Captain Gardiner even ventured to remain alone with Johnstone among this people, while San Leon went on to Port Famine in the _Montgomery_, which was in search of wood; but, in the meantime, he could do nothing but hold a little monosyllabic communication; and once, when he and his servant both went out at the same time, they lost their dinner, which, left to simmer over the fire, proved irresistible to the Patagonians.

They, however, differed from the Fuegians in not ordinarily being thieves.
A chief named Wissale arrived with a body of his tribe with whom he had been purchasing horses on the Rio Negro, and bringing with him an American negro named Isaac, who had three years since run away from a whaler, and who spoke enough English to be a useful interpreter.
Wissale, with Isaac's help, was made to perceive Captain Gardiner's intentions sufficiently to promise to make him welcome if he should return, and to declare that he should be glad to learn good things.

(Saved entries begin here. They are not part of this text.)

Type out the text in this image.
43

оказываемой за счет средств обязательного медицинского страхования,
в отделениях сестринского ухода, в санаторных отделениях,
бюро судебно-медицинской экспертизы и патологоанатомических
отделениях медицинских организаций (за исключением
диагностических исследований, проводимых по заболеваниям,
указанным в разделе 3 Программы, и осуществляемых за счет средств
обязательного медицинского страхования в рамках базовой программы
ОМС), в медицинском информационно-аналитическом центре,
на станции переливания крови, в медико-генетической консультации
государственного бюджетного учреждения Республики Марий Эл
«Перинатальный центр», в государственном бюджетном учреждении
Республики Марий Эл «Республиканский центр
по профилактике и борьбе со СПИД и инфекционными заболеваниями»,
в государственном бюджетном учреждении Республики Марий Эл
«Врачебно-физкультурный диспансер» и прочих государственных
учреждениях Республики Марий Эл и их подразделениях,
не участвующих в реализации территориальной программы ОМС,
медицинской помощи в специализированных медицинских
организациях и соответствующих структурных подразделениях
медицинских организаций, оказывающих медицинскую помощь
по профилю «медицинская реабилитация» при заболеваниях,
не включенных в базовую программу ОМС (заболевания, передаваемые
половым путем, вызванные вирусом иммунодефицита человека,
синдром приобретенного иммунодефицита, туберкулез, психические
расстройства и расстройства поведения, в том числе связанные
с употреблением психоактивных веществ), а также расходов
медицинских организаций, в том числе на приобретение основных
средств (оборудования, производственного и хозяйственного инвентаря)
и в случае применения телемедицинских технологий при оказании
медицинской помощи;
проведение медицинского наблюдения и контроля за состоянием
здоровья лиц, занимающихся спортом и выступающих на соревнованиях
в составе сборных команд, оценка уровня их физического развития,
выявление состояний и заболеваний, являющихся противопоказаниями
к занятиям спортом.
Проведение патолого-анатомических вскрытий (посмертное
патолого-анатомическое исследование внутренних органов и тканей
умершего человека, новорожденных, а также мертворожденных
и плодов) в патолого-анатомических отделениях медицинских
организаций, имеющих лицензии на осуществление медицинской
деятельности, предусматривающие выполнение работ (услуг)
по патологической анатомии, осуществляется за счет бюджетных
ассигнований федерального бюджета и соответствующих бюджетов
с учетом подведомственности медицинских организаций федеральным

There seemed so favourable an opening that the Captain made up his mind to take up his abode there with his family to prepare the way for a missionary in Holy Orders, for whom he never deemed himself more than a pioneer.
After distributing presents to the friendly Patagonians, he embarked, and making a weary passage, reached the Falkland Islands, where he found the two ships _Erebus_ and _Terror_ anchored, in the course of their voyage of Antarctic discovery.

The presence of the two captains and their officers was a great pleasure and enlivenment to the Gardiners, who received from them many comforts very needful in that inclement climate to people lately come from some of the hottest regions of the southern hemisphere.
Whalers continually put in, but not one, even though Captain Gardiner's offers rose to 300_l._, would undertake to go out of his course to Patagonia to convey him and his family, and he would not trust his wife and children on board that wretched craft the _Montgomery_, so he waited on at the Falkland Islands, doing what good he could there, and expecting the answer of a letter he had despatched to the Church Missionary Society, begging for the appointment of a clergyman to this field of labour.